Oggi le aziende si muovono in contesti che potenzialmente possono tramutarsi da basso ad alto rischio in una manciata di giorni. O meglio, questo cambio è erroneamente percepito “in una manciata di giorni”, e tale errore è indotto dall’incapacità di molte organizzazioni di sviluppare un’adeguata “consapevolezza situazionale”, o per la mancanza di una vera e propria unità di intelligence, o per delle modalità di outsourcing troppo focalizzate sui “warning” e poco sugli “indicatori” (quindi sulla capacità di previsione, “forecasting”).
In una fase storica in cui le minacce sono estremamente varie per tipologia e magnitudo, in cui può essere necessario evacuare il personale da siti remoti, la consapevolezza situazionale (situational awareness) è imprescindibile. Non solo per prevedere e quindi giocare di anticipo, ma anche e soprattutto per gestire le crisi.
Nelle attività di intelligence e in particolare nella Preparazione informativa dell’ambiente operativo (IPOE, l’attività fondamentale che porta un’organizzazione a pianificare adeguatamente le proprie operazioni), uno dei perni fondamentali è lo sviluppo dei CoAs (Courses of Actions) degli attori sul campo (quindi della mia organizzazione come di neutrali, ostili, etc.). I CoAs a loro volta si basano sui tre principi di Intenzione, Capacità e Opportunità.
L’attuale situazione nostrana vede molte aziende, in particolare le PMI, schierate in teatri complessi prive di questi fondamenti che permetterebbero – reductio ad absurdum – di evacuare in sicurezza il proprio personale in caso di crisi, ma anche – più banalmente – di anticipare più spesso e poi gestire qualsivoglia tipologia di crisi (non ultime, quelle cyber).
Viviamo sostanzialmente un problema paradossale: parliamo spessissimo di crisi, permacrisi, emergency management, ma pochi hanno la reale conoscenza, il giusto patrimonio informativo, sia di base (basic intelligence) che attuale (current intelligence), nonché le opportune competenze per sviluppare un adeguato forecasting (sia di tipo strategico che tattico): chiediamoci, per esempio, quante aziende che operano all’estero sanno come funzioni una NEO (Non combatant evacuation operation), invero un’evacuazione istituzionale del personale civile.

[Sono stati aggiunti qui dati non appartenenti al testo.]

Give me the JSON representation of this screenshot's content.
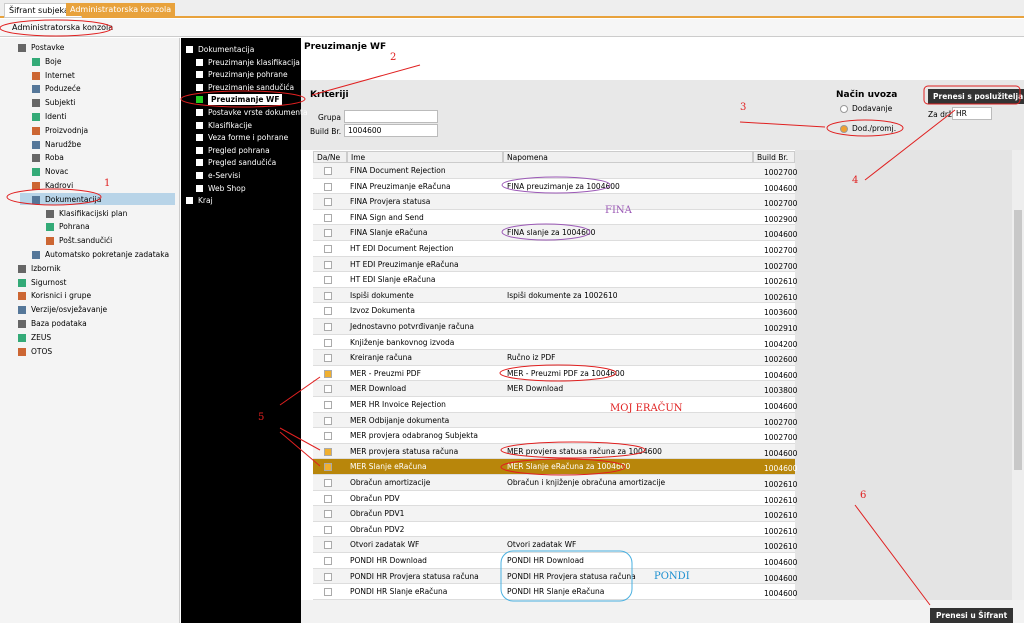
{
  "tabs": [
    "Šifrant subjekata",
    "Administratorska konzola"
  ],
  "header": {
    "title": "Administratorska konzola"
  },
  "left_tree": [
    {
      "label": "Postavke",
      "level": 0
    },
    {
      "label": "Boje",
      "level": 1
    },
    {
      "label": "Internet",
      "level": 1
    },
    {
      "label": "Poduzeće",
      "level": 1
    },
    {
      "label": "Subjekti",
      "level": 1
    },
    {
      "label": "Identi",
      "level": 1
    },
    {
      "label": "Proizvodnja",
      "level": 1
    },
    {
      "label": "Narudžbe",
      "level": 1
    },
    {
      "label": "Roba",
      "level": 1
    },
    {
      "label": "Novac",
      "level": 1
    },
    {
      "label": "Kadrovi",
      "level": 1
    },
    {
      "label": "Dokumentacija",
      "level": 1,
      "selected": true
    },
    {
      "label": "Klasifikacijski plan",
      "level": 2
    },
    {
      "label": "Pohrana",
      "level": 2
    },
    {
      "label": "Pošt.sandučići",
      "level": 2
    },
    {
      "label": "Automatsko pokretanje zadataka",
      "level": 1
    },
    {
      "label": "Izbornik",
      "level": 0
    },
    {
      "label": "Sigurnost",
      "level": 0
    },
    {
      "label": "Korisnici i grupe",
      "level": 0
    },
    {
      "label": "Verzije/osvježavanje",
      "level": 0
    },
    {
      "label": "Baza podataka",
      "level": 0
    },
    {
      "label": "ZEUS",
      "level": 0
    },
    {
      "label": "OTOS",
      "level": 0
    }
  ],
  "doc_tree": [
    {
      "label": "Dokumentacija",
      "level": 0
    },
    {
      "label": "Preuzimanje klasifikacija",
      "level": 1
    },
    {
      "label": "Preuzimanje pohrane",
      "level": 1
    },
    {
      "label": "Preuzimanje sandučića",
      "level": 1
    },
    {
      "label": "Preuzimanje WF",
      "level": 1,
      "selected": true
    },
    {
      "label": "Postavke vrste dokumenta",
      "level": 1
    },
    {
      "label": "Klasifikacije",
      "level": 1
    },
    {
      "label": "Veza forme i pohrane",
      "level": 1
    },
    {
      "label": "Pregled pohrana",
      "level": 1
    },
    {
      "label": "Pregled sandučića",
      "level": 1
    },
    {
      "label": "e-Servisi",
      "level": 1
    },
    {
      "label": "Web Shop",
      "level": 1
    },
    {
      "label": "Kraj",
      "level": 0
    }
  ],
  "panel": {
    "title": "Preuzimanje WF",
    "criteria": "Kriteriji",
    "group_label": "Grupa",
    "build_label": "Build Br.",
    "build_value": "1004600",
    "import_title": "Način uvoza",
    "import_options": [
      "Dodavanje",
      "Dod./promj."
    ],
    "country_label": "Za državu",
    "country_value": "HR",
    "download_button": "Prenesi s poslužitelja",
    "transfer_button": "Prenesi u Šifrant"
  },
  "table": {
    "columns": [
      "Da/Ne",
      "Ime",
      "Napomena",
      "Build Br."
    ],
    "rows": [
      {
        "name": "FINA Document Rejection",
        "build": "1002700"
      },
      {
        "name": "FINA Preuzimanje eRačuna",
        "note": "FINA preuzimanje za 1004600",
        "build": "1004600"
      },
      {
        "name": "FINA Provjera statusa",
        "build": "1002700"
      },
      {
        "name": "FINA Sign and Send",
        "build": "1002900"
      },
      {
        "name": "FINA Slanje eRačuna",
        "note": "FINA slanje za 1004600",
        "build": "1004600"
      },
      {
        "name": "HT EDI Document Rejection",
        "build": "1002700"
      },
      {
        "name": "HT EDI Preuzimanje eRačuna",
        "build": "1002700"
      },
      {
        "name": "HT EDI Slanje eRačuna",
        "build": "1002610"
      },
      {
        "name": "Ispiši dokumente",
        "note": "Ispiši dokumente za 1002610",
        "build": "1002610"
      },
      {
        "name": "Izvoz Dokumenta",
        "build": "1003600"
      },
      {
        "name": "Jednostavno potvrđivanje računa",
        "build": "1002910"
      },
      {
        "name": "Knjiženje bankovnog izvoda",
        "build": "1004200"
      },
      {
        "name": "Kreiranje računa",
        "note": "Ručno iz PDF",
        "build": "1002600"
      },
      {
        "name": "MER - Preuzmi PDF",
        "note": "MER - Preuzmi PDF za 1004600",
        "build": "1004600",
        "checked": true
      },
      {
        "name": "MER Download",
        "note": "MER Download",
        "build": "1003800"
      },
      {
        "name": "MER HR Invoice Rejection",
        "build": "1004600"
      },
      {
        "name": "MER Odbijanje dokumenta",
        "build": "1002700"
      },
      {
        "name": "MER provjera odabranog Subjekta",
        "build": "1002700"
      },
      {
        "name": "MER provjera statusa računa",
        "note": "MER provjera statusa računa za 1004600",
        "build": "1004600",
        "checked": true
      },
      {
        "name": "MER Slanje eRačuna",
        "note": "MER Slanje eRačuna za 1004600",
        "build": "1004600",
        "checked": true,
        "selected": true
      },
      {
        "name": "Obračun amortizacije",
        "note": "Obračun i knjiženje obračuna amortizacije",
        "build": "1002610"
      },
      {
        "name": "Obračun PDV",
        "build": "1002610"
      },
      {
        "name": "Obračun PDV1",
        "build": "1002610"
      },
      {
        "name": "Obračun PDV2",
        "build": "1002610"
      },
      {
        "name": "Otvori zadatak WF",
        "note": "Otvori zadatak WF",
        "build": "1002610"
      },
      {
        "name": "PONDI HR Download",
        "note": "PONDI HR Download",
        "build": "1004600"
      },
      {
        "name": "PONDI HR Provjera statusa računa",
        "note": "PONDI HR Provjera statusa računa",
        "build": "1004600"
      },
      {
        "name": "PONDI HR Slanje eRačuna",
        "note": "PONDI HR Slanje eRačuna",
        "build": "1004600"
      }
    ]
  },
  "annotations": [
    "1",
    "2",
    "3",
    "4",
    "5",
    "6",
    "FINA",
    "MOJ ERAČUN",
    "PONDI"
  ]
}
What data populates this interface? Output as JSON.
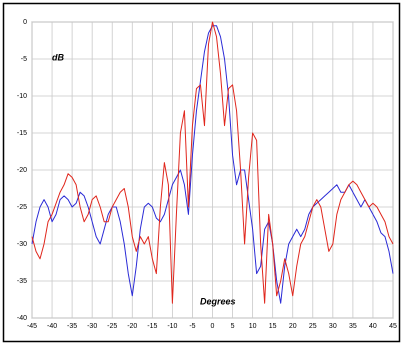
{
  "chart_data": {
    "type": "line",
    "y_label": "dB",
    "x_label": "Degrees",
    "x": [
      -45,
      -44,
      -43,
      -42,
      -41,
      -40,
      -39,
      -38,
      -37,
      -36,
      -35,
      -34,
      -33,
      -32,
      -31,
      -30,
      -29,
      -28,
      -27,
      -26,
      -25,
      -24,
      -23,
      -22,
      -21,
      -20,
      -19,
      -18,
      -17,
      -16,
      -15,
      -14,
      -13,
      -12,
      -11,
      -10,
      -9,
      -8,
      -7,
      -6,
      -5,
      -4,
      -3,
      -2,
      -1,
      0,
      1,
      2,
      3,
      4,
      5,
      6,
      7,
      8,
      9,
      10,
      11,
      12,
      13,
      14,
      15,
      16,
      17,
      18,
      19,
      20,
      21,
      22,
      23,
      24,
      25,
      26,
      27,
      28,
      29,
      30,
      31,
      32,
      33,
      34,
      35,
      36,
      37,
      38,
      39,
      40,
      41,
      42,
      43,
      44,
      45
    ],
    "series": [
      {
        "color": "#2b2bd6",
        "values": [
          -30,
          -27,
          -25,
          -24,
          -25,
          -27,
          -26,
          -24,
          -23.5,
          -24,
          -25,
          -24.5,
          -23,
          -23.5,
          -25,
          -27,
          -29,
          -30,
          -28,
          -26,
          -25,
          -25,
          -27,
          -30,
          -34,
          -37,
          -33,
          -28,
          -25,
          -24.5,
          -25,
          -26.5,
          -27,
          -26,
          -24,
          -22,
          -21,
          -20,
          -22,
          -26,
          -18,
          -12,
          -8,
          -4,
          -1.5,
          -0.5,
          -0.5,
          -2,
          -5,
          -10,
          -18,
          -22,
          -20,
          -20,
          -24,
          -28,
          -34,
          -33,
          -28,
          -27,
          -30,
          -35,
          -38,
          -33,
          -30,
          -29,
          -28,
          -29,
          -28,
          -26,
          -25,
          -24.5,
          -24,
          -23.5,
          -23,
          -22.5,
          -22,
          -23,
          -23,
          -22,
          -23,
          -24,
          -25,
          -24,
          -25,
          -26,
          -27,
          -28.5,
          -29,
          -31,
          -34
        ]
      },
      {
        "color": "#e0261c",
        "values": [
          -29,
          -31,
          -32,
          -30,
          -27,
          -26,
          -24.5,
          -23,
          -22,
          -20.5,
          -21,
          -22,
          -25,
          -27,
          -26,
          -24,
          -23.5,
          -25,
          -27,
          -27,
          -25,
          -24,
          -23,
          -22.5,
          -25,
          -29,
          -31,
          -29,
          -30,
          -29,
          -32,
          -34,
          -25,
          -19,
          -22,
          -38,
          -26,
          -15,
          -12,
          -25,
          -14,
          -9,
          -8.5,
          -14,
          -3,
          0,
          -2,
          -7,
          -14,
          -9,
          -8.5,
          -12,
          -20,
          -30,
          -21,
          -15,
          -16,
          -30,
          -38,
          -26,
          -30,
          -37,
          -35,
          -32,
          -34,
          -37,
          -33,
          -30,
          -29,
          -27,
          -25,
          -24,
          -25,
          -28,
          -31,
          -30,
          -26,
          -24,
          -23,
          -22,
          -21.5,
          -22,
          -23,
          -24,
          -25,
          -24.5,
          -25,
          -26,
          -27,
          -29,
          -30
        ]
      }
    ],
    "xlim": [
      -45,
      45
    ],
    "xticks": [
      -45,
      -40,
      -35,
      -30,
      -25,
      -20,
      -15,
      -10,
      -5,
      0,
      5,
      10,
      15,
      20,
      25,
      30,
      35,
      40,
      45
    ],
    "ylim": [
      -40,
      0
    ],
    "yticks": [
      0,
      -5,
      -10,
      -15,
      -20,
      -25,
      -30,
      -35,
      -40
    ],
    "grid": true
  }
}
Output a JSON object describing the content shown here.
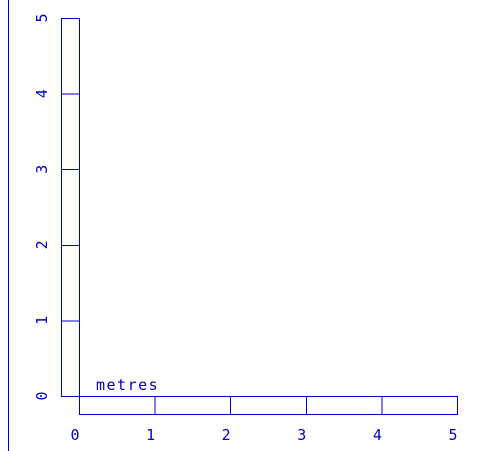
{
  "scale": {
    "unit_label": "metres",
    "line_color": "#0000cc",
    "x_ticks": [
      "0",
      "1",
      "2",
      "3",
      "4",
      "5"
    ],
    "y_ticks": [
      "0",
      "1",
      "2",
      "3",
      "4",
      "5"
    ],
    "x_range_m": [
      0,
      5
    ],
    "y_range_m": [
      0,
      5
    ],
    "segment_length_m": 1
  }
}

C’è ancora moltissimo da fare sul lato dell’Intelligence all’interno delle aziende: nell’ultimo biennio sono giunte in aiuto le ISO 56006 – Gestione dell’intelligence strategica e ISO 31050 - - Guidance for managing emerging risks to enhance resilience, ma soprattutto il tavolo UNI GL5 dedicato alla UNI 10459 per i Security Manager sta lavorando, anche grazie all’apporto e alla collaborazione di Scuola Internazionale Etica e Sicurezza e l’Associazione Italiana Analisti di Intelligence e Geopolitica, a una migliore articolazione dell’Intelligence nella norma.
Dall’applicazione di questi principi dipenderà moltissimo la capacità del fare impresa nostrano, non solo sui mercati esteri, e non ultima anche la possibilità di muoversi agilmente nelle crisi sviluppando opportunità.
L’informazione è potenza: gestitela adeguatamente.